To start Spyder, type the command spyder, making sure you are still in the workshop environment:

(cnn_workshop) C:\Users\Lab> spyder
Screenshot of the Spyder IDE annotated with boxes and labels for the Editor; Help, Variable Explorer, Plots, Files; and IPython Console areas

Callout

If you are using Linux, you might need to install qt5-qtbase and qt5-qtbase-gui for spyder to work.
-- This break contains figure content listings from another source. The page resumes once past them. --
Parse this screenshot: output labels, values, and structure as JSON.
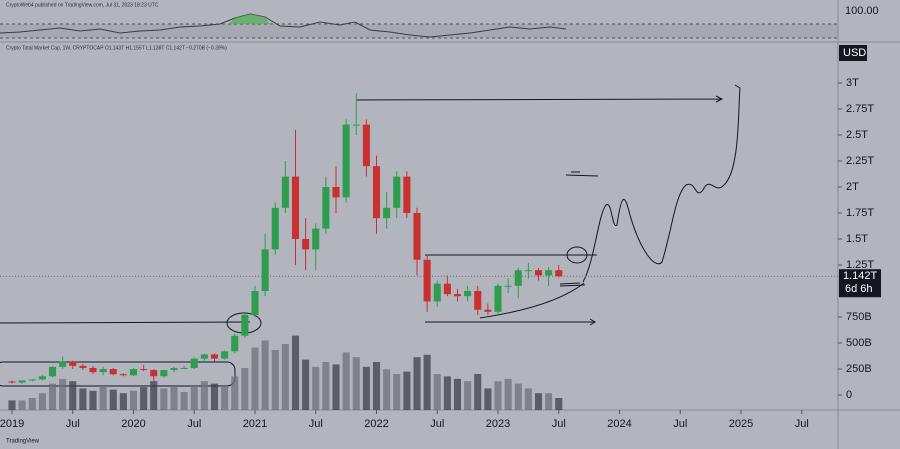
{
  "chart_data": {
    "type": "candlestick",
    "header": "CryptoWeb4 published on TradingView.com, Jul 31, 2023 18:23 UTC",
    "legend": "Crypto Total Market Cap, 1W, CRYPTOCAP  O1.143T  H1.155T  L1.138T  C1.142T  −0.270B (−0.39%)",
    "currency": "USD",
    "rsi_label": "100.00",
    "last_price_label": "1.142T",
    "countdown": "6d 6h",
    "watermark": "TradingView",
    "up_color": "#2e9e4e",
    "down_color": "#c8312f",
    "x": [
      "2019-01",
      "2019-02",
      "2019-03",
      "2019-04",
      "2019-05",
      "2019-06",
      "2019-07",
      "2019-08",
      "2019-09",
      "2019-10",
      "2019-11",
      "2019-12",
      "2020-01",
      "2020-02",
      "2020-03",
      "2020-04",
      "2020-05",
      "2020-06",
      "2020-07",
      "2020-08",
      "2020-09",
      "2020-10",
      "2020-11",
      "2020-12",
      "2021-01",
      "2021-02",
      "2021-03",
      "2021-04",
      "2021-05",
      "2021-06",
      "2021-07",
      "2021-08",
      "2021-09",
      "2021-10",
      "2021-11",
      "2021-12",
      "2022-01",
      "2022-02",
      "2022-03",
      "2022-04",
      "2022-05",
      "2022-06",
      "2022-07",
      "2022-08",
      "2022-09",
      "2022-10",
      "2022-11",
      "2022-12",
      "2023-01",
      "2023-02",
      "2023-03",
      "2023-04",
      "2023-05",
      "2023-06",
      "2023-07"
    ],
    "ohlc": [
      [
        0.13,
        0.14,
        0.11,
        0.12
      ],
      [
        0.12,
        0.14,
        0.11,
        0.14
      ],
      [
        0.14,
        0.15,
        0.13,
        0.15
      ],
      [
        0.15,
        0.19,
        0.14,
        0.18
      ],
      [
        0.18,
        0.28,
        0.17,
        0.27
      ],
      [
        0.27,
        0.37,
        0.25,
        0.32
      ],
      [
        0.32,
        0.33,
        0.25,
        0.28
      ],
      [
        0.28,
        0.3,
        0.24,
        0.26
      ],
      [
        0.26,
        0.28,
        0.2,
        0.22
      ],
      [
        0.22,
        0.27,
        0.19,
        0.25
      ],
      [
        0.25,
        0.26,
        0.19,
        0.2
      ],
      [
        0.2,
        0.21,
        0.18,
        0.19
      ],
      [
        0.19,
        0.26,
        0.18,
        0.25
      ],
      [
        0.25,
        0.29,
        0.23,
        0.24
      ],
      [
        0.24,
        0.25,
        0.13,
        0.18
      ],
      [
        0.18,
        0.24,
        0.17,
        0.24
      ],
      [
        0.24,
        0.27,
        0.22,
        0.26
      ],
      [
        0.26,
        0.28,
        0.25,
        0.26
      ],
      [
        0.26,
        0.36,
        0.25,
        0.35
      ],
      [
        0.35,
        0.4,
        0.33,
        0.39
      ],
      [
        0.39,
        0.4,
        0.32,
        0.35
      ],
      [
        0.35,
        0.43,
        0.34,
        0.42
      ],
      [
        0.42,
        0.59,
        0.4,
        0.57
      ],
      [
        0.57,
        0.78,
        0.55,
        0.77
      ],
      [
        0.77,
        1.05,
        0.75,
        1.0
      ],
      [
        1.0,
        1.55,
        0.95,
        1.4
      ],
      [
        1.4,
        1.85,
        1.35,
        1.8
      ],
      [
        1.8,
        2.25,
        1.75,
        2.1
      ],
      [
        2.1,
        2.55,
        1.25,
        1.5
      ],
      [
        1.5,
        1.7,
        1.2,
        1.4
      ],
      [
        1.4,
        1.65,
        1.2,
        1.6
      ],
      [
        1.6,
        2.1,
        1.55,
        2.0
      ],
      [
        2.0,
        2.2,
        1.75,
        1.9
      ],
      [
        1.9,
        2.65,
        1.85,
        2.6
      ],
      [
        2.6,
        2.9,
        2.5,
        2.6
      ],
      [
        2.6,
        2.65,
        2.1,
        2.2
      ],
      [
        2.2,
        2.3,
        1.55,
        1.7
      ],
      [
        1.7,
        1.95,
        1.6,
        1.8
      ],
      [
        1.8,
        2.15,
        1.7,
        2.1
      ],
      [
        2.1,
        2.15,
        1.7,
        1.75
      ],
      [
        1.75,
        1.8,
        1.15,
        1.3
      ],
      [
        1.3,
        1.35,
        0.8,
        0.9
      ],
      [
        0.9,
        1.1,
        0.85,
        1.07
      ],
      [
        1.07,
        1.15,
        0.95,
        0.97
      ],
      [
        0.97,
        1.02,
        0.9,
        0.95
      ],
      [
        0.95,
        1.05,
        0.9,
        1.0
      ],
      [
        1.0,
        1.05,
        0.77,
        0.82
      ],
      [
        0.82,
        0.88,
        0.77,
        0.8
      ],
      [
        0.8,
        1.07,
        0.78,
        1.05
      ],
      [
        1.05,
        1.12,
        0.98,
        1.05
      ],
      [
        1.05,
        1.22,
        0.93,
        1.2
      ],
      [
        1.2,
        1.27,
        1.12,
        1.2
      ],
      [
        1.2,
        1.22,
        1.1,
        1.15
      ],
      [
        1.15,
        1.23,
        1.05,
        1.2
      ],
      [
        1.2,
        1.25,
        1.13,
        1.142
      ]
    ],
    "volume": [
      8,
      8,
      10,
      14,
      22,
      26,
      24,
      18,
      16,
      20,
      17,
      14,
      16,
      19,
      24,
      18,
      19,
      15,
      20,
      24,
      22,
      20,
      28,
      35,
      52,
      58,
      50,
      55,
      62,
      42,
      36,
      40,
      38,
      48,
      44,
      36,
      40,
      34,
      30,
      32,
      44,
      46,
      30,
      28,
      26,
      24,
      30,
      18,
      24,
      26,
      22,
      18,
      14,
      14,
      10
    ],
    "volume_lim": [
      0,
      100
    ],
    "ylim": [
      -0.144,
      3.365
    ],
    "yticks": [
      0,
      {
        "value": 0.25,
        "label": "250B"
      },
      {
        "value": 0.5,
        "label": "500B"
      },
      {
        "value": 0.75,
        "label": "750B"
      },
      {
        "value": 1.25,
        "label": "1.25T"
      },
      {
        "value": 1.5,
        "label": "1.5T"
      },
      {
        "value": 1.75,
        "label": "1.75T"
      },
      {
        "value": 2,
        "label": "2T"
      },
      {
        "value": 2.25,
        "label": "2.25T"
      },
      {
        "value": 2.5,
        "label": "2.5T"
      },
      {
        "value": 2.75,
        "label": "2.75T"
      },
      {
        "value": 3,
        "label": "3T"
      }
    ],
    "xticks": [
      {
        "value": "2019-01",
        "label": "2019"
      },
      {
        "value": "2019-07",
        "label": "Jul"
      },
      {
        "value": "2020-01",
        "label": "2020"
      },
      {
        "value": "2020-07",
        "label": "Jul"
      },
      {
        "value": "2021-01",
        "label": "2021"
      },
      {
        "value": "2021-07",
        "label": "Jul"
      },
      {
        "value": "2022-01",
        "label": "2022"
      },
      {
        "value": "2022-07",
        "label": "Jul"
      },
      {
        "value": "2023-01",
        "label": "2023"
      },
      {
        "value": "2023-07",
        "label": "Jul"
      },
      {
        "value": "2024-01",
        "label": "2024"
      },
      {
        "value": "2024-07",
        "label": "Jul"
      },
      {
        "value": "2025-01",
        "label": "2025"
      },
      {
        "value": "2025-07",
        "label": "Jul"
      }
    ]
  }
}
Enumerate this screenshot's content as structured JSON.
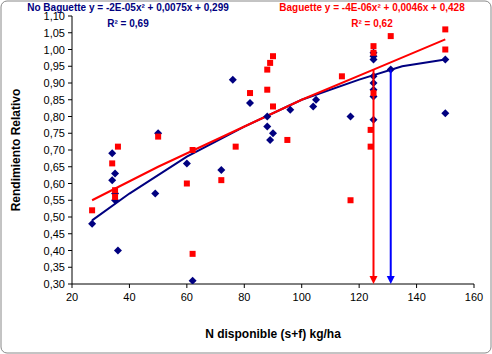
{
  "chart_data": {
    "type": "scatter",
    "xlabel": "N disponible (s+f) kg/ha",
    "ylabel": "Rendimiento Relativo",
    "xlim": [
      20,
      160
    ],
    "xticks": [
      20,
      40,
      60,
      80,
      100,
      120,
      140,
      160
    ],
    "ylim": [
      0.3,
      1.1
    ],
    "yticks": [
      {
        "value": 0.3,
        "label": "0,30"
      },
      {
        "value": 0.35,
        "label": "0,35"
      },
      {
        "value": 0.4,
        "label": "0,40"
      },
      {
        "value": 0.45,
        "label": "0,45"
      },
      {
        "value": 0.5,
        "label": "0,50"
      },
      {
        "value": 0.55,
        "label": "0,55"
      },
      {
        "value": 0.6,
        "label": "0,60"
      },
      {
        "value": 0.65,
        "label": "0,65"
      },
      {
        "value": 0.7,
        "label": "0,70"
      },
      {
        "value": 0.75,
        "label": "0,75"
      },
      {
        "value": 0.8,
        "label": "0,80"
      },
      {
        "value": 0.85,
        "label": "0,85"
      },
      {
        "value": 0.9,
        "label": "0,90"
      },
      {
        "value": 0.95,
        "label": "0,95"
      },
      {
        "value": 1.0,
        "label": "1,00"
      },
      {
        "value": 1.05,
        "label": "1,05"
      },
      {
        "value": 1.1,
        "label": "1,10"
      }
    ],
    "grid": false,
    "series": [
      {
        "name": "No Baguette",
        "type": "scatter",
        "color": "#000080",
        "marker": "diamond",
        "x": [
          27,
          34,
          34,
          35,
          35,
          35,
          36,
          49,
          50,
          60,
          62,
          72,
          76,
          82,
          88,
          88,
          89,
          90,
          96,
          104,
          105,
          117,
          125,
          125,
          125,
          125,
          125,
          125,
          125,
          125,
          131,
          150,
          150
        ],
        "values": [
          0.48,
          0.69,
          0.61,
          0.63,
          0.57,
          0.55,
          0.4,
          0.57,
          0.75,
          0.66,
          0.31,
          0.64,
          0.91,
          0.84,
          0.8,
          0.77,
          0.73,
          0.75,
          0.82,
          0.83,
          0.85,
          0.8,
          0.79,
          0.86,
          0.88,
          0.9,
          0.92,
          0.97,
          0.98,
          0.99,
          0.94,
          0.97,
          0.81
        ]
      },
      {
        "name": "Baguette",
        "type": "scatter",
        "color": "#ff0000",
        "marker": "square",
        "x": [
          27,
          34,
          35,
          35,
          36,
          50,
          60,
          62,
          62,
          72,
          77,
          82,
          88,
          88,
          89,
          90,
          90,
          95,
          114,
          117,
          124,
          124,
          125,
          125,
          125,
          131,
          150,
          150
        ],
        "values": [
          0.52,
          0.66,
          0.58,
          0.56,
          0.71,
          0.74,
          0.6,
          0.39,
          0.7,
          0.61,
          0.71,
          0.87,
          0.94,
          0.88,
          0.96,
          0.98,
          0.83,
          0.73,
          0.92,
          0.55,
          0.71,
          0.76,
          0.87,
          1.01,
          0.99,
          1.04,
          1.06,
          1.0
        ]
      },
      {
        "type": "line",
        "color": "#000080",
        "line_style": "solid",
        "x": [
          27,
          40,
          60,
          80,
          100,
          120,
          135,
          150
        ],
        "values": [
          0.49,
          0.57,
          0.68,
          0.77,
          0.85,
          0.91,
          0.95,
          0.97
        ]
      },
      {
        "type": "line",
        "color": "#ff0000",
        "line_style": "solid",
        "x": [
          27,
          50,
          75,
          100,
          125,
          150
        ],
        "values": [
          0.55,
          0.65,
          0.75,
          0.85,
          0.94,
          1.03
        ]
      }
    ],
    "annotations": [
      {
        "text": "y = -2E-05x² + 0,0075x + 0,299",
        "color": "#000080"
      },
      {
        "text": "R² = 0,69",
        "color": "#000080"
      },
      {
        "text": "y = -4E-06x² + 0,0046x + 0,428",
        "color": "#ff0000"
      },
      {
        "text": "R² = 0,62",
        "color": "#ff0000"
      }
    ],
    "arrows": [
      {
        "x": 125,
        "y": 0.94,
        "color": "#ff0000"
      },
      {
        "x": 131,
        "y": 0.94,
        "color": "#0000ff"
      }
    ]
  }
}
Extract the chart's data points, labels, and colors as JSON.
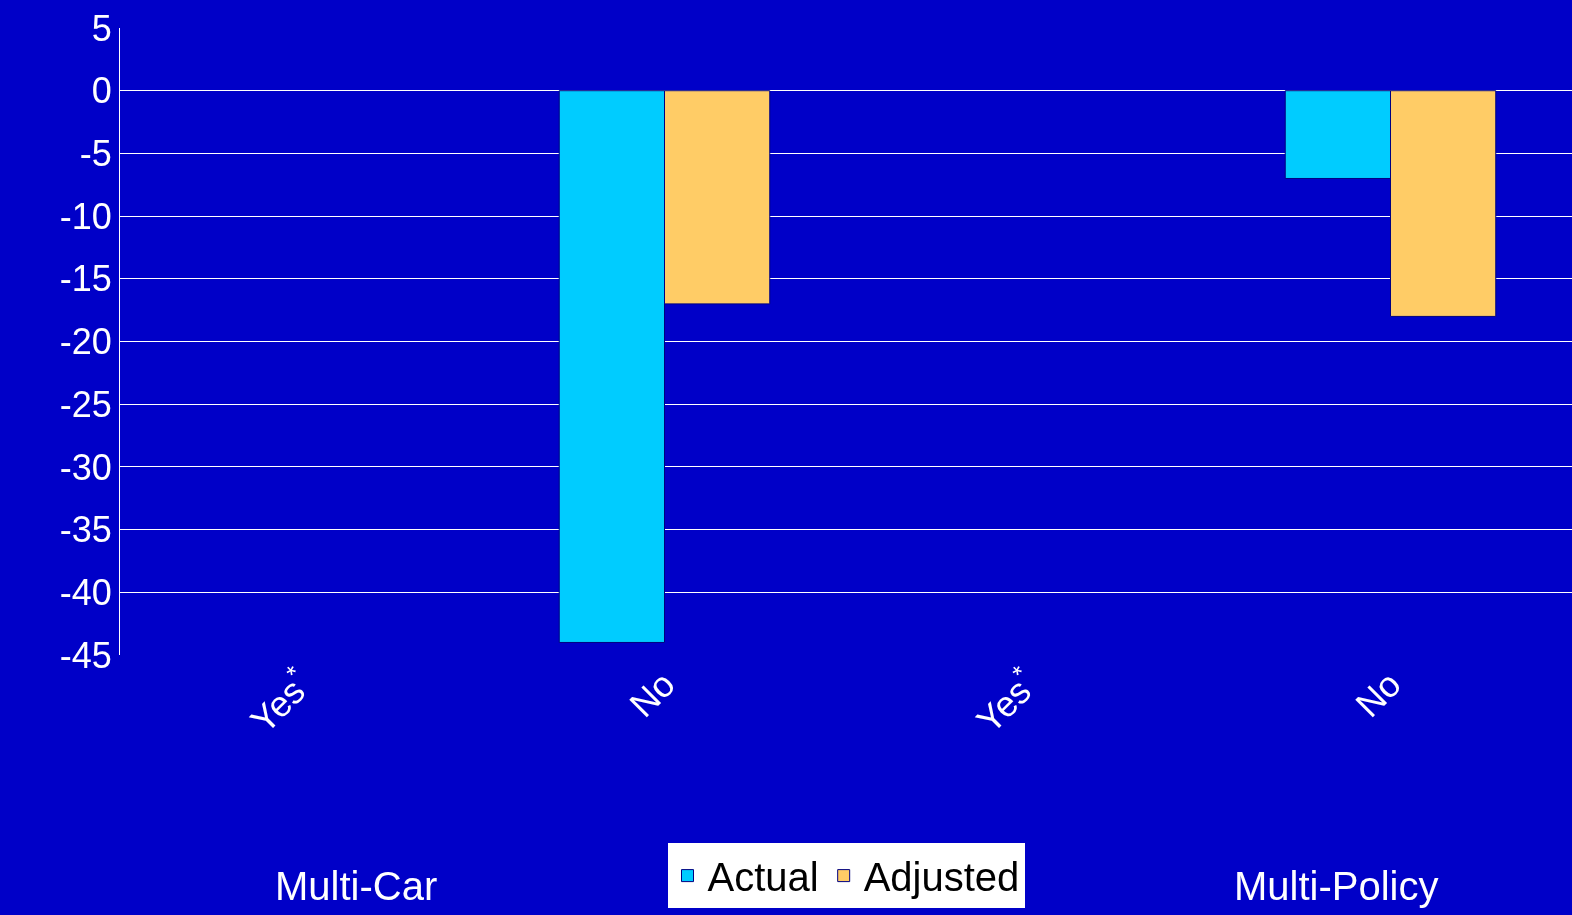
{
  "chart_data": {
    "type": "bar",
    "categories": [
      "Yes$^{*}$",
      "No",
      "Yes$^{*}$",
      "No"
    ],
    "series": [
      {
        "name": "Actual",
        "color": "#00ccff",
        "values": [
          null,
          -44,
          null,
          -7
        ]
      },
      {
        "name": "Adjusted",
        "color": "#ffcc66",
        "values": [
          null,
          -17,
          null,
          -18
        ]
      }
    ],
    "ylim": [
      -45,
      5
    ],
    "yticks": [
      5,
      0,
      -5,
      -10,
      -15,
      -20,
      -25,
      -30,
      -35,
      -40,
      -45
    ],
    "grid": "y",
    "legend": "bottom",
    "annotations": [
      "Multi-Car",
      "Multi-Policy"
    ]
  }
}
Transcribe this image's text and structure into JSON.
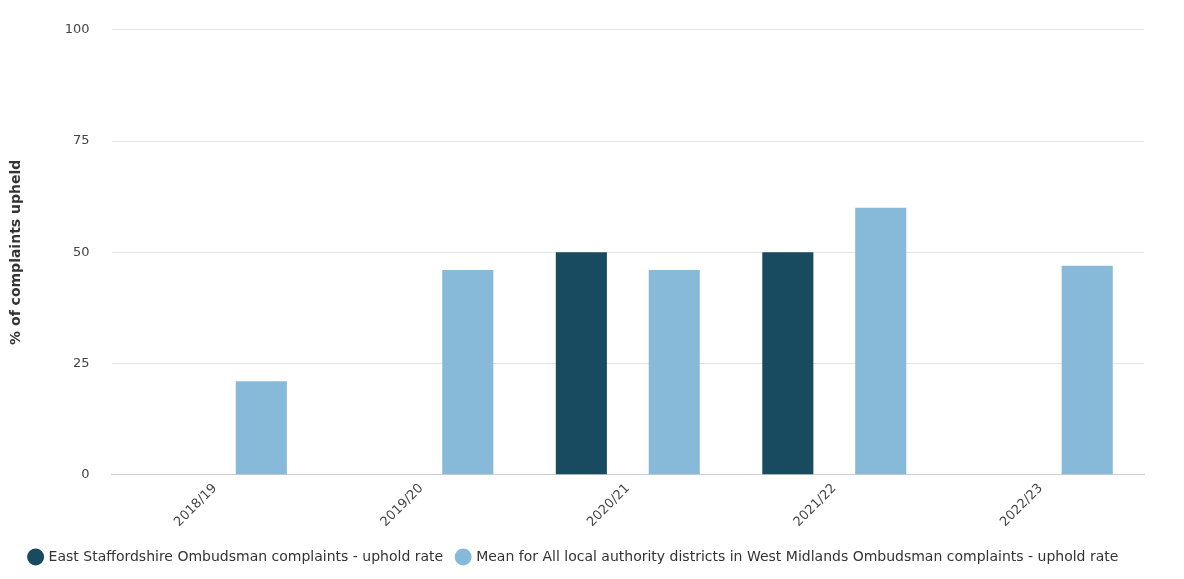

On the Rocky 8 Distro, this can be done by issuing the command (as root):

yum install qt5-qtbase qt5-qtbase-gui

Check your setup


To check that all packages installed correctly, go to the interactive IPython Console in Spyder (lower right hand side panel) and type in the following commands:

PYTHON

import matplotlib
print('matplotlib version: ', matplotlib.__version__)

import numpy
print('numpy version: ', numpy.__version__)

import pandas
print('pandas version: ', pandas.__version__)

import seaborn
print('seaborn version: ', seaborn.__version__)

import sklearn
print('sklearn version: ', sklearn.__version__)

import scikeras
print('scikeras version: ', scikeras.__version__)

import tensorflow
print('Tensorflow version: ', tensorflow.__version__)

Your package versions may vary from the screenshot below but this is similar to what your output will look like. The important thing is that there are no errors.

Screenshot of the IPython Console in Spyder wtih list of package versions and no error messages.

Set the working directory


There are a couple different ways to set the working directory in Spyder. The easiest way is to use the folder icon found on the upper right hand side of the toolbar. Click the folder icon and navigate to ‘…/intro-image-classification-cnn/scripts’ where ‘…’ is your project folder. Verify you are in the right place by selecting the ‘Files’ pane just below the toolbar and verify its contents.

Screenshot of the contents of the scripts folder in the Files tab of the Spyder window after using the folder icon to set the working directory.

Get the data


This lesson uses the CIFAR-10 image dataset that comes prepackaged with Keras. There are no additional steps needed to access the data.